Figure 1: Kaplan-Meier Survival Estimates for Time to First Adjudicated On-Trial Relapse – Full Analysis Set
Note: Patients who did not experience an adjudicated on-trial relapse were censored at the end of the study period. Abbreviations: CI = confidence interval
Soliris-treated patients experienced similar improvement in time to first adjudicated on-trial relapse with or without concomitant treatment. Soliris-treated patients had a 96% relative reduction in the adjudicated on-trial annualized relapse rate (ARR) compared to patients on placebo, as shown in Table 22.
Table 22: Adjudicated On-trial Annualized Relapse Rate – Full Analysis Set
Variable |
Statistic |
Placebo (N=47) |
Soliris (N=96) |
Total number of relapses |
Sum |
21 |
3 |
Adjusted adjudicated ARRa |
Rate |
0.350 |
0.016 |
Treatment effecta |
Rate ratio
(eculizumab/ placebo) |
- |
0.045 |
p-value |
- |
<0.0001 |
a Based on a Poisson regression adjusted for randomization strata and historical ARR in 24 months prior to screening.
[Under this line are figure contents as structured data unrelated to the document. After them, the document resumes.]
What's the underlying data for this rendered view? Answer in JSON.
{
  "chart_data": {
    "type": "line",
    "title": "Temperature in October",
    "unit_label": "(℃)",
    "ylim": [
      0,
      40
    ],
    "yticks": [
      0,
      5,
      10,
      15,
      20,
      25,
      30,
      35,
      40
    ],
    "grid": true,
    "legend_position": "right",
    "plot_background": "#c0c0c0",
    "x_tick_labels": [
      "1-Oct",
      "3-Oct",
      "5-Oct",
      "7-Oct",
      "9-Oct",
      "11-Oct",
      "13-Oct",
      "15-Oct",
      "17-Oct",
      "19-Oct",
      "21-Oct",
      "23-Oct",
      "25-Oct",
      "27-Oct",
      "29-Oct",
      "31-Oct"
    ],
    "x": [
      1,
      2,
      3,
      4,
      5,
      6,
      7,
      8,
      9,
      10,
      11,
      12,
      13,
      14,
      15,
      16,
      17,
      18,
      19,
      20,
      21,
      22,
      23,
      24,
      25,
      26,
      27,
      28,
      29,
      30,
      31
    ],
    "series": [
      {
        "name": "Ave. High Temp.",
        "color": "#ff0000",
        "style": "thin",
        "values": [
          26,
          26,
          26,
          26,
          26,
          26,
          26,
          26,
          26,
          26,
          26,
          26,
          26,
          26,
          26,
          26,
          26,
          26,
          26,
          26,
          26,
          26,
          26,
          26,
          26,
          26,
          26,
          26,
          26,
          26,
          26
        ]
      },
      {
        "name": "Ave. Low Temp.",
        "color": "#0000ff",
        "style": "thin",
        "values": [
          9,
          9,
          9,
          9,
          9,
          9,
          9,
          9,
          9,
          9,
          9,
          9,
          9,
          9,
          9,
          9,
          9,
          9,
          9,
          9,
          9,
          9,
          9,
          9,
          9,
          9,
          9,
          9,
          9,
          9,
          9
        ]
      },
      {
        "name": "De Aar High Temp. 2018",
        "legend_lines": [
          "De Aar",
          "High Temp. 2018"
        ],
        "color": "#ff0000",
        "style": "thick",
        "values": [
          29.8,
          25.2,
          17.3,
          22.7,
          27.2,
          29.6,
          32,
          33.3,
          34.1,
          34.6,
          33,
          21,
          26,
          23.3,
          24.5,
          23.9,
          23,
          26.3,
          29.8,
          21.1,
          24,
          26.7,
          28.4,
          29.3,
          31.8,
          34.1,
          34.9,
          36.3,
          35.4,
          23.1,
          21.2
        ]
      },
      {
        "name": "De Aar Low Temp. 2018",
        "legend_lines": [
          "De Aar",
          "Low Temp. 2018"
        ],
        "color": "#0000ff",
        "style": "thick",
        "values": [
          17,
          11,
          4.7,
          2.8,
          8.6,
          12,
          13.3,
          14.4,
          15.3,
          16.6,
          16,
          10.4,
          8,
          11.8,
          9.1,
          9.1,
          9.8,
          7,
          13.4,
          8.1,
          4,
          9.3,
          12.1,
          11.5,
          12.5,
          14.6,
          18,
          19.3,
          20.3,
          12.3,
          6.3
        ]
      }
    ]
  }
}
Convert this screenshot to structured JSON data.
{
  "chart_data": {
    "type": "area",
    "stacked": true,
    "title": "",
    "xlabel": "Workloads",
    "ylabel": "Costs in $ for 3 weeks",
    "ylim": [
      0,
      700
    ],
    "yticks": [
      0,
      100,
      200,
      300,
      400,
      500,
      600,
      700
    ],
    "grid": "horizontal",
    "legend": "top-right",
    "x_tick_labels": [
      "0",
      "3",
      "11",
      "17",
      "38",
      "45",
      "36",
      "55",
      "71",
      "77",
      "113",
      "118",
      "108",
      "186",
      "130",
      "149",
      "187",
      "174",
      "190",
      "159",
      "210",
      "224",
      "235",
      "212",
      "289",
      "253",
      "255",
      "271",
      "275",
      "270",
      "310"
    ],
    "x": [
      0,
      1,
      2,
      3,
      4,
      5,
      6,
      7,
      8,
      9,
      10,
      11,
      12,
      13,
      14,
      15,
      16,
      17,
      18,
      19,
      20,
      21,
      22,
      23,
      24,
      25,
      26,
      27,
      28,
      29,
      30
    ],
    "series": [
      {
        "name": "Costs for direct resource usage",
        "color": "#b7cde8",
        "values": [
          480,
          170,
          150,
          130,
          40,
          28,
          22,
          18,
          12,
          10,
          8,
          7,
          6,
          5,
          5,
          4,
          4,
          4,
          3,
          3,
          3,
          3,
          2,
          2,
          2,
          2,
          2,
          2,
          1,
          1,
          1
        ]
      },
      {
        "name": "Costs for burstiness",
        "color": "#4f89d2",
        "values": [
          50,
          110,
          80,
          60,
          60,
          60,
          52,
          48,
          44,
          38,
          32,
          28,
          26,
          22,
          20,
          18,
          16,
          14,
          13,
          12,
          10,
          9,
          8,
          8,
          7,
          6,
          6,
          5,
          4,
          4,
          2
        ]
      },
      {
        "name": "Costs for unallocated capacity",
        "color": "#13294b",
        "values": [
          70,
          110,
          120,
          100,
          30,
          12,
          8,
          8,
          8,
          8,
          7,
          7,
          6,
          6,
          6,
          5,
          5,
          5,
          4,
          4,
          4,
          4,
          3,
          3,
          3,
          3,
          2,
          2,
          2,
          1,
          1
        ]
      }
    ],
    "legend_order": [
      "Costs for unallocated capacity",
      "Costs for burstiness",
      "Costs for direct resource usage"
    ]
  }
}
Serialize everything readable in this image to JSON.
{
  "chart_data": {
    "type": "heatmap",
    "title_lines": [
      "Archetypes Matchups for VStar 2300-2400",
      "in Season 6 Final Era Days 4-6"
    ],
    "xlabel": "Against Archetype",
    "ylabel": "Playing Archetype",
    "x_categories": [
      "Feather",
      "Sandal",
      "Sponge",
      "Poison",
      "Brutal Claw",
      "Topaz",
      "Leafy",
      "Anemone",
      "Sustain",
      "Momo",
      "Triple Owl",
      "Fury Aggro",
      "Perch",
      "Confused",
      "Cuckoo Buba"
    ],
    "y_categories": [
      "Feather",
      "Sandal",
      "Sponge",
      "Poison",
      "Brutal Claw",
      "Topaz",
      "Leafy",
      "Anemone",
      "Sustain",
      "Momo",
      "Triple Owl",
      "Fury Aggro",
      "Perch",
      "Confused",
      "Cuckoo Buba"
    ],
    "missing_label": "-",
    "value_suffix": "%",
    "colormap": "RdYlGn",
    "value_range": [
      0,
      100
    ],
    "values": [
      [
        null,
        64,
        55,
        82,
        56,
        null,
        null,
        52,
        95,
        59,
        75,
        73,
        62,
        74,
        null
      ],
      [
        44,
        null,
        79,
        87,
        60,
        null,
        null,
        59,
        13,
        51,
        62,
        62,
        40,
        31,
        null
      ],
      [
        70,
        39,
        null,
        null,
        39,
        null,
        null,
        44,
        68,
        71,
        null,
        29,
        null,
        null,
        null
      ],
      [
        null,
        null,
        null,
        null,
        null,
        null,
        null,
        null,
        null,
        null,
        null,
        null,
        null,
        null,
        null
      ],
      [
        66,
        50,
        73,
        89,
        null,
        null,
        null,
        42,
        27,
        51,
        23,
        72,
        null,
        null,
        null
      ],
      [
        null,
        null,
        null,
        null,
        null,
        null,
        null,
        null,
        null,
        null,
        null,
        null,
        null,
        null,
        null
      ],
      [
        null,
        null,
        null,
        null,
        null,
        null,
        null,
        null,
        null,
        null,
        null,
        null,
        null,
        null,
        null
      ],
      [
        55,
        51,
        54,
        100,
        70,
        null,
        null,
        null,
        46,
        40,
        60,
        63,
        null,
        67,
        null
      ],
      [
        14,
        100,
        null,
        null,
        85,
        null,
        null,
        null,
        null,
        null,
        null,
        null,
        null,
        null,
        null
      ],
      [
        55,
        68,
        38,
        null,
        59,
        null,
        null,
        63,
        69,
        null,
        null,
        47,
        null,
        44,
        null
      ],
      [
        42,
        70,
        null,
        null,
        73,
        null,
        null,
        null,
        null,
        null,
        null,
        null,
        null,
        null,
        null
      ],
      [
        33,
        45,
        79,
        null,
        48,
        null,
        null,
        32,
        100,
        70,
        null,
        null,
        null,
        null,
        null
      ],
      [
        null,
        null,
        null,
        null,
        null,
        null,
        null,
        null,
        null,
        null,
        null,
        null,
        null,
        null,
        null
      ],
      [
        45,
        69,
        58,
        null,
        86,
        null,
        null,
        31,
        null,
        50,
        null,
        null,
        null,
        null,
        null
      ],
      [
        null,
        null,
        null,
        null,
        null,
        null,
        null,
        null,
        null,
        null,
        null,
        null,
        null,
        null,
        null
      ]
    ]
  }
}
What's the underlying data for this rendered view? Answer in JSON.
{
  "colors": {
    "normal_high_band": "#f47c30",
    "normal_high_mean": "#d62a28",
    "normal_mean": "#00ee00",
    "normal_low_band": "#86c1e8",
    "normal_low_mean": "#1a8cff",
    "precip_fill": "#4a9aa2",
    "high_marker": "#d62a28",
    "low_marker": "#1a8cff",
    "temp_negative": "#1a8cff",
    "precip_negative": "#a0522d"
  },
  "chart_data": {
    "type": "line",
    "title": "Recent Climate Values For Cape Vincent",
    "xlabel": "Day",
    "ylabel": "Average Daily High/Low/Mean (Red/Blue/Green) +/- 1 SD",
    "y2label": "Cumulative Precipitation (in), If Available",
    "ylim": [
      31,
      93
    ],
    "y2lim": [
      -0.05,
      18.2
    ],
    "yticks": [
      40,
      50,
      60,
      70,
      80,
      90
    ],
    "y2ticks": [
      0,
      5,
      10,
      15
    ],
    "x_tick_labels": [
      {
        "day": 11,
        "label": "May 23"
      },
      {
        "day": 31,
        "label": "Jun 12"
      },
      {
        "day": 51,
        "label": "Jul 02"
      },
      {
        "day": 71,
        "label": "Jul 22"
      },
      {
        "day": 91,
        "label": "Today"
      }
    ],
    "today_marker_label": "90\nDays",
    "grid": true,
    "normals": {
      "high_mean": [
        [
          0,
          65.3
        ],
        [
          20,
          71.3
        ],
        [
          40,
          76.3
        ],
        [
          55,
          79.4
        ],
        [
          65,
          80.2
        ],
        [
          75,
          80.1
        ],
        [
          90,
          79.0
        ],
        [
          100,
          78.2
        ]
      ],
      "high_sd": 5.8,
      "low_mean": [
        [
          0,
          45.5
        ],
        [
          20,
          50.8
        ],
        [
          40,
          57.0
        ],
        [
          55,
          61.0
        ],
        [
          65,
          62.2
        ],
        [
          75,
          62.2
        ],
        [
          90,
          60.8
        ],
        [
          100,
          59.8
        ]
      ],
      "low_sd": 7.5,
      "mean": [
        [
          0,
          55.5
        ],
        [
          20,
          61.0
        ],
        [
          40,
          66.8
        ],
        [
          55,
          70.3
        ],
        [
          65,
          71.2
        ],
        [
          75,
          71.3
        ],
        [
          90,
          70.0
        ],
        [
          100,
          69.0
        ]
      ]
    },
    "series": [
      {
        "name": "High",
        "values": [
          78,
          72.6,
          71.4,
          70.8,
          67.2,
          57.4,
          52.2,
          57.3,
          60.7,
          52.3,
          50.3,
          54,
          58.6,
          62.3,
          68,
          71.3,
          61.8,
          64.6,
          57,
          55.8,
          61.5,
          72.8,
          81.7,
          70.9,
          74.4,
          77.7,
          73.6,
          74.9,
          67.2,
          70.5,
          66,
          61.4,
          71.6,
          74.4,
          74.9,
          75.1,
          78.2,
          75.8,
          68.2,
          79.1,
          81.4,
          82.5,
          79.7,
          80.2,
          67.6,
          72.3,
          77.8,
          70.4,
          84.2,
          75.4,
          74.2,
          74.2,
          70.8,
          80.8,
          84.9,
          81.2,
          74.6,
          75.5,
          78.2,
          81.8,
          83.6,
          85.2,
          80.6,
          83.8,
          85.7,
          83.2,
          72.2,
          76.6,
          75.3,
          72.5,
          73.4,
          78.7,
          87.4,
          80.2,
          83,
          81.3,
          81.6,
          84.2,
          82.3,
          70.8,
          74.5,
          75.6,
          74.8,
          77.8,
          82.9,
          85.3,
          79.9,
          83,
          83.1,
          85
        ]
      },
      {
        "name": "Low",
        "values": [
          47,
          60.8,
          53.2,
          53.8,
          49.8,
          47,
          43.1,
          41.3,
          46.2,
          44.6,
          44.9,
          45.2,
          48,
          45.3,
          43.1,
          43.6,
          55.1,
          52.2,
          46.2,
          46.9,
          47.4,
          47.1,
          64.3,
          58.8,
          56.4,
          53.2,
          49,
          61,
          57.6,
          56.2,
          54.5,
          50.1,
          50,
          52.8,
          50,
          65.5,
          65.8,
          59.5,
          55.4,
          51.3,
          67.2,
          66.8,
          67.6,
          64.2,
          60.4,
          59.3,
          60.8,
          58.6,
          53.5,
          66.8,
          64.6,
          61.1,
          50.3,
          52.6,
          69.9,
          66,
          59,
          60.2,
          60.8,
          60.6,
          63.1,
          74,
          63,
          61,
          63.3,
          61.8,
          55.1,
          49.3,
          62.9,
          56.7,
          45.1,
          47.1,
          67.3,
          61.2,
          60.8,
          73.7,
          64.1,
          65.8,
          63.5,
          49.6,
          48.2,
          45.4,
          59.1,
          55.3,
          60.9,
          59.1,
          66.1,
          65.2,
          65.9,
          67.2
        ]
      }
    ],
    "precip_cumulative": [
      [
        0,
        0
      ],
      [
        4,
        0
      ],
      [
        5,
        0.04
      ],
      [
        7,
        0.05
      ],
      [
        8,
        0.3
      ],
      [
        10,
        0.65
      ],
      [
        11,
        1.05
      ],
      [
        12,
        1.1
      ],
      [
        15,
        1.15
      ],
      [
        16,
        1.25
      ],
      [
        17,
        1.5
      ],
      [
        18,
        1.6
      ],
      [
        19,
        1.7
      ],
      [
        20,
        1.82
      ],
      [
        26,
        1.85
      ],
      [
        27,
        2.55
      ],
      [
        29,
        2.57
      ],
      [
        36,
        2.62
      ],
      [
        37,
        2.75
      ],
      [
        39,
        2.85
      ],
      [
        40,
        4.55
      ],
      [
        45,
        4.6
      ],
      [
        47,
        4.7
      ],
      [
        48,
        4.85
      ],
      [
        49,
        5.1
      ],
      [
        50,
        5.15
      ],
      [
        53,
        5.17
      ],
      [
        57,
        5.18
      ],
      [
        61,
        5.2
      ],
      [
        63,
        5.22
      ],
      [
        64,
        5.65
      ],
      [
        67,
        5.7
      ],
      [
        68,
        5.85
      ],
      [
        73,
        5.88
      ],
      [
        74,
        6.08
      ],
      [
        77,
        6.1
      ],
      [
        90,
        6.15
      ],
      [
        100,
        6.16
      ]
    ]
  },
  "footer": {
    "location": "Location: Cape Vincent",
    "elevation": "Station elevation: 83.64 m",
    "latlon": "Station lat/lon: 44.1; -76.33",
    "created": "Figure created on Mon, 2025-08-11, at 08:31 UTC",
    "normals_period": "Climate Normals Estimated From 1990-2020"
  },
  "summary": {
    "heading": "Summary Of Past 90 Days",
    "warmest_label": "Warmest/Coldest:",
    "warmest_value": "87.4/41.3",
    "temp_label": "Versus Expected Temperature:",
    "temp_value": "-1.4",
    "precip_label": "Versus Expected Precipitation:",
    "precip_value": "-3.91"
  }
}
ARR = annualized relapse rate |
Compared to placebo-treated patients, Soliris-treated patients had reduced annualized rates of hospitalizations (0.04 for Soliris versus 0.31 for placebo), of corticosteroid administrations to treat acute relapses (0.07 for Soliris versus 0.42 for placebo), and of plasma exchange treatments (0.02 for Soliris versus 0.19 for placebo).